The most frustrating thing is, all these things that distracted and annoyed me about this production, were probably the only things that much of the Rep's audience liked. Maybe i'm prejudiced, but i suspect that these decisions were made to pander to the Rep's aging benefactors, and the play suffered for it. Moreso, i don't think it worked.
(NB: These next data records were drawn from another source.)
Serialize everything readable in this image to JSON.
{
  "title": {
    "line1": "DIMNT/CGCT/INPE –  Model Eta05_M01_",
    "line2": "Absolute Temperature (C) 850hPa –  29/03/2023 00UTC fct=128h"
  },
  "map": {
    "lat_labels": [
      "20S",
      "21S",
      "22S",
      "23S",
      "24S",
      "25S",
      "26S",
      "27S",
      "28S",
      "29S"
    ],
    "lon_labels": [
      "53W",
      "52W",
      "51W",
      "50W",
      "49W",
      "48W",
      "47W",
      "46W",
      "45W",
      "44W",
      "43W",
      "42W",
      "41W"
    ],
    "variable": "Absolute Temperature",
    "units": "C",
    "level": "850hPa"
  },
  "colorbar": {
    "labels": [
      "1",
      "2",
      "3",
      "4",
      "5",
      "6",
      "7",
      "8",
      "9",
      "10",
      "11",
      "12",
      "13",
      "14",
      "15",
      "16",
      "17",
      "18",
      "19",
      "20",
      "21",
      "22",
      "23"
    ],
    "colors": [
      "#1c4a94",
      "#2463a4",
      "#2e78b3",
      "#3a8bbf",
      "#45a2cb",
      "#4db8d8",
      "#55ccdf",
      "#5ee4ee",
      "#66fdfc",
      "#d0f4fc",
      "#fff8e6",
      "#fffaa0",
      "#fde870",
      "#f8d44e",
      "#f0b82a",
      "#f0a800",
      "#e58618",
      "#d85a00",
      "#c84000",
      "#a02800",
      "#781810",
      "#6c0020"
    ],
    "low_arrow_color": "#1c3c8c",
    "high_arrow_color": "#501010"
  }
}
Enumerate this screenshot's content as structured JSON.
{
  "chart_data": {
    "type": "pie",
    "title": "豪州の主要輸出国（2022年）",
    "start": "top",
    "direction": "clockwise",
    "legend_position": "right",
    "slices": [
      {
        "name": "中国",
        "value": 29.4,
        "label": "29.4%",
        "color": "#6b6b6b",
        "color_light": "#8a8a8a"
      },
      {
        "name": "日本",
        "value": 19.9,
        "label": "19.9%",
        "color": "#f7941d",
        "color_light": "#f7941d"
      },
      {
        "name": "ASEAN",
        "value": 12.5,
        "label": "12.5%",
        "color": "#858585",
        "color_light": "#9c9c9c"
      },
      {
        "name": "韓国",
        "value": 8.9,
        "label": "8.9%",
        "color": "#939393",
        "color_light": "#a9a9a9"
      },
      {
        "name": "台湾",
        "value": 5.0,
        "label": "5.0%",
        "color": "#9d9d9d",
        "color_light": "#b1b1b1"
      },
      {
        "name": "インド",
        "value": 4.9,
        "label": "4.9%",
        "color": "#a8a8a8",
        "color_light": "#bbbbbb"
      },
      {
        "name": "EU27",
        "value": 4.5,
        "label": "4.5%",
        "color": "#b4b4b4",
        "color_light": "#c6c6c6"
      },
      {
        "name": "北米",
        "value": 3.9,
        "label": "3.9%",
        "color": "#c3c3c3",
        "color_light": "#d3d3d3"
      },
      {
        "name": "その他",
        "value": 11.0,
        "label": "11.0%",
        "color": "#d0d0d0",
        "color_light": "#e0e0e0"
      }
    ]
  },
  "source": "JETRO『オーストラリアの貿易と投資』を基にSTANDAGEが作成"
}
On our way out of the theatre a gaggle of middle aged women complained that "this was worse than the one with the dead baby!" and "i wish the lights would have been a little brighter, i was looking for something to read in the program to at least pass the time". If the Rep had done a more uncompromising, minimal, heavy and slow Beckett, they would have tunred off more people, but they would've effected the ones they did connect with much more deeply.
 
Compromise is not always the best solution, and maybe a company that's beholden to make large elaborate sets to prove that they're doing something with people's money should stick to producing shit like The Night is a Child (a play so lame, shallow and ultimately fucking EMPTY that i won't waste another word on it) and leave compelling theatre like Beckett to other groups.